日本の伝統文化にある「心の豊かさ」をテーマに平成8年から地元の工芸作品を中心にオリジナル品を加え、主婦の目線から見た使い心地の良いものを集めてお店をつづけられている、漆アート花筏さんに、心温まるお話を聞かせていただきました。
お店っていろんな人との出会いで育ててもらってきてるな、ってうんと感じてる。
せっかく奈良井に旅に来てくれた、その人の心に残るものを
ここに嫁いでこの地元で生きていくために、なにか身につけたいなと思って、漆に興味をもって、平沢(塩尻市木曽平沢) の木曽高等漆芸学院に5年行かせてもらったのがきっかけで、最初からお店しようなんて考えていたわけじゃないんだけどね。
たまたまのなりゆきで、ここまできたけど、職人さんの仕事に触れたことで、ブレずにこれたってことかな。
ここにある商品は、誰が作ったかわかる商品ばかりで、職人さんと向かい合って、お客さんに説明できる、これは資源だと思っています。つくるものって、みんな職人さんの人があらわれているんだよね。
山の畑から、大根とってきたおじさんが歩いている、その生活感とゆったり流れる時間が奈良井のごちそう
奈良井は化石や観光地じゃなくて、そこに生活がある。江戸時代に住んでいた奈良井に住んでいた昔の人たちも、服装や見た目は違えど、今と同じような水場の風景やゆったりした時間が流れるこの奈良井で、生きていたのかな。

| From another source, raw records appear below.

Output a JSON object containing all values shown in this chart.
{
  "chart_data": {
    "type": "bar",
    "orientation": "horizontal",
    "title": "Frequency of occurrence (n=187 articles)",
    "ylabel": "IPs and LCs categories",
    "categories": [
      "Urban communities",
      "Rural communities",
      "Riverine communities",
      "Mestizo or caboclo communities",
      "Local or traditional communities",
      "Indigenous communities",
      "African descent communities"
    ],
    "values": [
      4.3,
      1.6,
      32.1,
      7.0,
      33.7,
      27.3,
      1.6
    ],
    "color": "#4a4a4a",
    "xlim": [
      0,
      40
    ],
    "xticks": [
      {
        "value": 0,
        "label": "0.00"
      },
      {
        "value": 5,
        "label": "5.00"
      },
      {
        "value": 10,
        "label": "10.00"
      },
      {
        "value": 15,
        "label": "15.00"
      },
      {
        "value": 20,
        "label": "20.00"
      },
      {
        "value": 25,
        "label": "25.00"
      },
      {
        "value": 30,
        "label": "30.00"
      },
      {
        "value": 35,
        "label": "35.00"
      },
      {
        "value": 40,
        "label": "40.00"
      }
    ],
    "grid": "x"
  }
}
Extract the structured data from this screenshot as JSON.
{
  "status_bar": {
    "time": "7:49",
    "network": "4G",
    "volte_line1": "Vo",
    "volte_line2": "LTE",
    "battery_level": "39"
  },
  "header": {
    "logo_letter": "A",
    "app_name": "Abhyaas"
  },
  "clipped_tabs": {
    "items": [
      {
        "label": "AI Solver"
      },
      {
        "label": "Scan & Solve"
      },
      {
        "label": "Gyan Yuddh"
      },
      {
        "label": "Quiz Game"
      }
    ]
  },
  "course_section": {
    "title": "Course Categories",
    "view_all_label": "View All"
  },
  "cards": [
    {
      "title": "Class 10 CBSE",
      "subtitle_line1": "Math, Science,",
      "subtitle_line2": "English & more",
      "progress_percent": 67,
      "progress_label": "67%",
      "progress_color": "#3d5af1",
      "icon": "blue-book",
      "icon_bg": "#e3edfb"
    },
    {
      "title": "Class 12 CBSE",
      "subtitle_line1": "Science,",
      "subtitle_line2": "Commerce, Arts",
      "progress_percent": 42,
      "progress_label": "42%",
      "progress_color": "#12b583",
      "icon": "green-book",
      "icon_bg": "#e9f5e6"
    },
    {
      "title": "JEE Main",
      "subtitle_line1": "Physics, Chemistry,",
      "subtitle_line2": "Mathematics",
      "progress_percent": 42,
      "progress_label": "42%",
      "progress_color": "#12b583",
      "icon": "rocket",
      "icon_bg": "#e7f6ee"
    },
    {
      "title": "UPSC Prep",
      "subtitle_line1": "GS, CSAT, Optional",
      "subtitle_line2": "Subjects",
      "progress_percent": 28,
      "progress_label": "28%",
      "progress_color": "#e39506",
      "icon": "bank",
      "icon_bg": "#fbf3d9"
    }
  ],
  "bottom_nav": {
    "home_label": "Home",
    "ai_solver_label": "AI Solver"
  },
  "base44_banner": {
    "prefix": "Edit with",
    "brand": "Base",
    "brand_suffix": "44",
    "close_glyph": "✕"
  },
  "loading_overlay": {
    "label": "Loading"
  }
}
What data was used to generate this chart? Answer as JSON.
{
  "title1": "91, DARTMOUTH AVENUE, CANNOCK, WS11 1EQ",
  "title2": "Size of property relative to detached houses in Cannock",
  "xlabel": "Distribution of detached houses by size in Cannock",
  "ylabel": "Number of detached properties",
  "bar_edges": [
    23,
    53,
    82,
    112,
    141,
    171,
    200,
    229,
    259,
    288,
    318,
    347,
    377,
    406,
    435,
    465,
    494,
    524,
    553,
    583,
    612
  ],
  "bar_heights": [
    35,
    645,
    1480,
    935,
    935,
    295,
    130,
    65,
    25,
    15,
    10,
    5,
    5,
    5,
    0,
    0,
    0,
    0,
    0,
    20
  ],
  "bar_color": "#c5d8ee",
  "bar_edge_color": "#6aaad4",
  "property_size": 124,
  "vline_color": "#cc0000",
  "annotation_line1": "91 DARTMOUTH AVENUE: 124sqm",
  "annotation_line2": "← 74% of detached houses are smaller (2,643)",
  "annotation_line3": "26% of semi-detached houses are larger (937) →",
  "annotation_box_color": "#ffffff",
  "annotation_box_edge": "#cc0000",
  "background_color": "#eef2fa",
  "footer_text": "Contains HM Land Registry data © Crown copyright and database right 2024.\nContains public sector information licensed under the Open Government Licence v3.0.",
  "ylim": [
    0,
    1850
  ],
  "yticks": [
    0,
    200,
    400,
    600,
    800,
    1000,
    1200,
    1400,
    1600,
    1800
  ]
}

ここには気負わない暮らしあるんだよ、そこが奈良井のごちそう、奈良井の良さって、そこだよなって。
最後に残るのは人と人
お店の看板を出してあることで、人が入ってきてくれる、人とお話をすることが、心の栄養になる。
会話を通してエネルギーを奪うんじゃなくて、与えられる生き方がしたいなとおもってきた。
15年くらい前の雪の降る2月、平沢から若い女の子がおわんを探しに歩いてきて、このまり椀がほしいって、でも当時このまり椀、9,500円、この若い女の子が買えるのかなって思ったんだけど、その女の子はね「私の周りにあるもの全てがガラクタですが、 これ一つあると何でも頑張れる気がします。」ってボロボロ泣き出してね、私感動しちゃった。そのとき、ここに作り手がいたらどんなに嬉しいかなって、心こめて作ってるからね、その職人さんの嬉しい顔が浮かぶんだよ。私も良い形で作り手と使い手の橋渡しができるお店にしたいなっていうのが自分の考えでもあって、その場面をその女の子が見せてくれたんだよ。その女の子の涙を見たときに、今までの経験、環境がなかったら、この感動を感じられなかったと思える瞬間だった。だから、無駄ってなんにもないね、大変なことがあってもなにかの遠回りで、自分のためになるんだって思ったら、怖いものなんて、なんにもないかもしれない、そんな気がする。
あとから、絵葉書に、椀と私って水彩絵の具で絵を書いて、送ってくれたんだよ。お店やってると、いろんな人が入ってきてくれる、お店って出会いだよね。